I've been doing pretty damn good, if I do say so myself.  The gym has been tough, but I've been tougher.  I'm eating more food, and getting leaner and gaining more muscle.  I can feel the difference.  Mentally, been pretty good, or so I thought.   :)

Woke up this morning and I was pissed off.  Not sure why, nothing happened.  No bad dreams, but I could tell, that even though I laid in bed for 9 hours, I didn't actually get any rest.  Came into work, printed checks, did some work then headed to the gym.  The workout was tough, but I made it through, felt pretty good.  Gave myself some fancy new bruises, then came back to work.  I was eating my lunch, sitting at my desk, and started crying.  Literally started bawling, huge racking sobs. 

I don't know how to explain to anyone, how I truly feel.  I don't get to have deep meaningful conversations with anyone.  I talk to people at the gym and at work.  Everything is kind of superficial, and I hold on to deep feelings, that hurt.  At the gym, I need to be strong and focused, and I am, but some days, I want to go sit in the corner and cry.  Cry because I'm hurt, cry because I'm strong.  Just cry.  Just because I lift heavy shit, doesn't mean there isn't a soft heart inside this strong determined body.

I know everything happens for a reason, or that's what everyone says.  I would not be where I am today, had I not lost the baby in January.  As a matter of fact, I'd probably be bitching about how hot it was, or how uncomfortable I was.  Heck, I could have already had the baby at this point.  I could have been a mother.  But, I'm not.  I'm not, and I can't do anything to change that, at this point.  I have to deal with this final week and all these stupid emotions. 

Have you ever felt like a failure?  I feel that way.  For as much as I accomplish with work or at the gym, there is something that I will never achieve.  I will never create another human.  Sure, there are other ways, but the magnitude of never seeing my eyes, or my nose, is a big one.  It hurts beyond, what I ever thought it would. 

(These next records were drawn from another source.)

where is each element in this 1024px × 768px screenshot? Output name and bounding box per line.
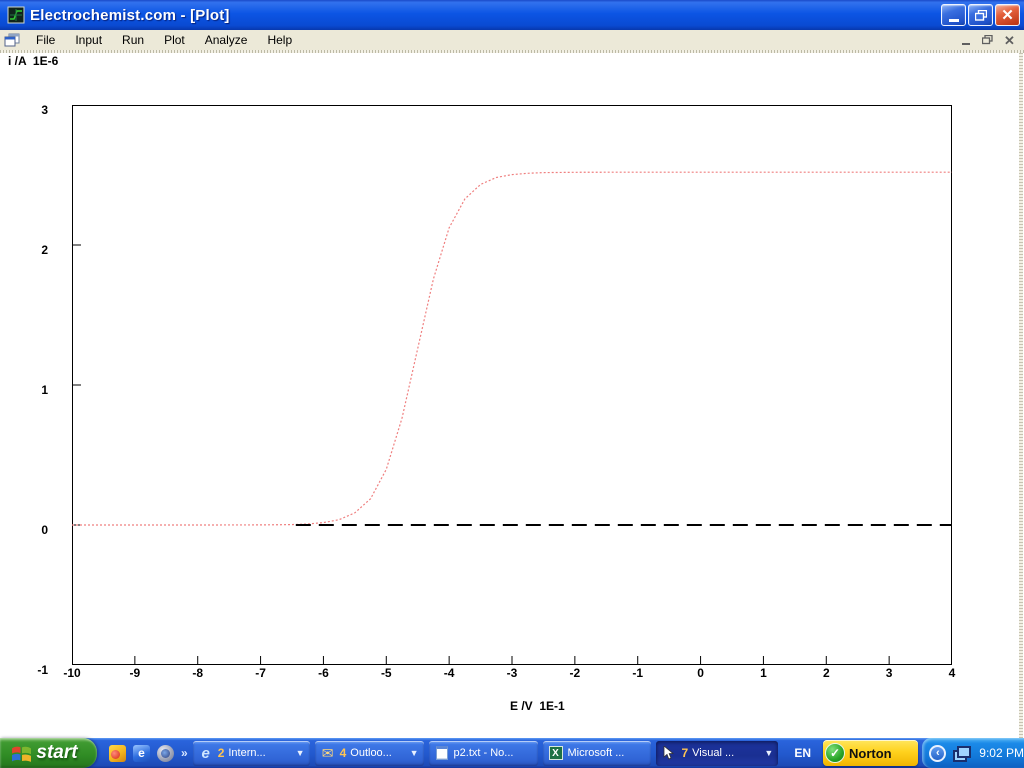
x-tick-label: -5	[368, 666, 404, 680]
child-close-icon: ✕	[1004, 34, 1015, 47]
close-button[interactable]: ✕	[995, 4, 1020, 26]
window-controls: ✕	[941, 4, 1020, 26]
window-title: Electrochemist.com - [Plot]	[30, 7, 230, 24]
taskbar-clock[interactable]: 9:02 PM	[979, 746, 1024, 760]
x-tick-label: -10	[54, 666, 90, 680]
x-tick-label: 0	[683, 666, 719, 680]
app-plot-icon	[7, 6, 25, 24]
excel-icon: X	[548, 745, 564, 761]
x-tick-label: -9	[117, 666, 153, 680]
x-tick-label: -8	[180, 666, 216, 680]
menu-input[interactable]: Input	[65, 31, 112, 49]
network-icon[interactable]	[953, 746, 971, 760]
window-count: 4	[340, 746, 347, 760]
x-tick-label: -6	[305, 666, 341, 680]
group-dropdown-icon[interactable]: ▼	[762, 748, 773, 758]
y-tick-label: 3	[14, 103, 48, 117]
minimize-button[interactable]	[941, 4, 966, 26]
x-tick-label: -3	[494, 666, 530, 680]
language-indicator[interactable]: EN	[788, 742, 817, 764]
x-tick-label: 1	[745, 666, 781, 680]
x-tick-label: 2	[808, 666, 844, 680]
window-count: 7	[681, 746, 688, 760]
window-count: 2	[218, 746, 225, 760]
norton-label: Norton	[849, 746, 892, 761]
norton-check-icon: ✓	[825, 743, 845, 763]
taskbar-button-visual-active[interactable]: 7 Visual ... ▼	[656, 741, 778, 766]
media-player-icon[interactable]	[157, 745, 174, 762]
close-icon: ✕	[1001, 8, 1014, 23]
child-window-icon	[4, 33, 20, 48]
minimize-icon	[949, 19, 959, 22]
x-tick-label: 3	[871, 666, 907, 680]
x-tick-label: -1	[620, 666, 656, 680]
taskbar-button-label: Intern...	[228, 747, 265, 759]
quick-launch-bar: e »	[109, 745, 188, 762]
menu-plot[interactable]: Plot	[154, 31, 195, 49]
menu-run[interactable]: Run	[112, 31, 154, 49]
taskbar-button-label: p2.txt - No...	[454, 747, 514, 759]
group-dropdown-icon[interactable]: ▼	[408, 748, 419, 758]
visual-pointer-icon	[661, 745, 677, 761]
taskbar-button-label: Microsoft ...	[568, 747, 625, 759]
x-tick-label: -2	[557, 666, 593, 680]
taskbar: start e » e 2 Intern... ▼ ✉ 4 Outloo... …	[0, 738, 1024, 768]
menu-bar: File Input Run Plot Analyze Help ✕	[0, 30, 1024, 50]
quick-launch-overflow-chevron[interactable]: »	[181, 746, 188, 760]
menu-file[interactable]: File	[26, 31, 65, 49]
child-restore-icon	[982, 35, 993, 45]
child-minimize-icon	[962, 43, 970, 45]
y-tick-label: -1	[14, 663, 48, 677]
outlook-icon: ✉	[320, 745, 336, 761]
system-tray: ‹ 9:02 PM	[922, 738, 1024, 768]
quick-launch-icon-1[interactable]	[109, 745, 126, 762]
x-axis-title: E /V 1E-1	[510, 699, 565, 713]
restore-icon	[975, 10, 987, 21]
taskbar-button-label: Outloo...	[350, 747, 392, 759]
plot-svg	[72, 105, 952, 665]
x-tick-label: -4	[431, 666, 467, 680]
start-label: start	[36, 742, 85, 764]
taskbar-button-label: Visual ...	[692, 747, 734, 759]
hide-icons-chevron[interactable]: ‹	[929, 745, 946, 762]
restore-button[interactable]	[968, 4, 993, 26]
taskbar-button-excel[interactable]: X Microsoft ...	[543, 741, 652, 766]
x-tick-label: -7	[243, 666, 279, 680]
taskbar-button-internet-explorer[interactable]: e 2 Intern... ▼	[193, 741, 310, 766]
start-button[interactable]: start	[0, 738, 97, 768]
group-dropdown-icon[interactable]: ▼	[294, 748, 305, 758]
plot-client-area: i /A 1E-6 -10-9-8-7-6-5-4-3-2-101234-101…	[0, 53, 1024, 738]
x-tick-label: 4	[934, 666, 970, 680]
child-window-controls: ✕	[959, 34, 1024, 46]
child-minimize-button[interactable]	[959, 34, 972, 46]
launch-browser-icon[interactable]: e	[133, 745, 150, 762]
y-tick-label: 2	[14, 243, 48, 257]
notepad-icon	[434, 745, 450, 761]
y-axis-title: i /A 1E-6	[8, 54, 58, 68]
child-close-button[interactable]: ✕	[1003, 34, 1016, 46]
menu-help[interactable]: Help	[257, 31, 302, 49]
internet-explorer-icon: e	[198, 745, 214, 761]
taskbar-button-notepad[interactable]: p2.txt - No...	[429, 741, 538, 766]
menu-analyze[interactable]: Analyze	[195, 31, 258, 49]
norton-badge[interactable]: ✓ Norton	[823, 740, 918, 766]
title-bar: Electrochemist.com - [Plot] ✕	[0, 0, 1024, 30]
sigmoidal-voltammogram	[72, 172, 952, 525]
child-restore-button[interactable]	[981, 34, 994, 46]
taskbar-button-outlook[interactable]: ✉ 4 Outloo... ▼	[315, 741, 424, 766]
y-tick-label: 1	[14, 383, 48, 397]
y-tick-label: 0	[14, 523, 48, 537]
windows-logo-icon	[11, 744, 32, 763]
window-edge-stipple	[1019, 53, 1023, 738]
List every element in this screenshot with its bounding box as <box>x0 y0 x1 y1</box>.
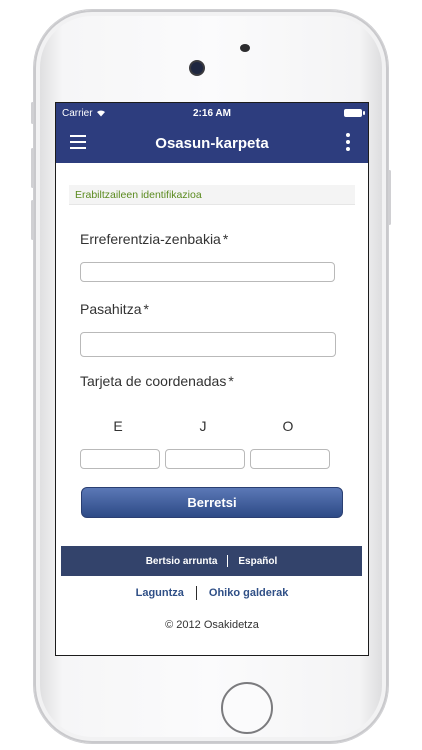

I'm going to take this week, leading up to the 28th, my "due date", and I'm going to hopefully work through all the pain, all the disappointment, all the heartache.  It will never be completely forgotten though, I'll always have reminders.  You see, I have a nephew, that was born a month ago.  So, I'll be able to watch him grow up.  And I'm sure, that there will be times, I'll wonder what my child would have been like.  I'll see my nephew grow, and think to myself, that could have been me.

Life goes on, and my life is good.  It's just different, than I thought it would be.  So, I'm learning how to live the life I have, and take it one day at a time.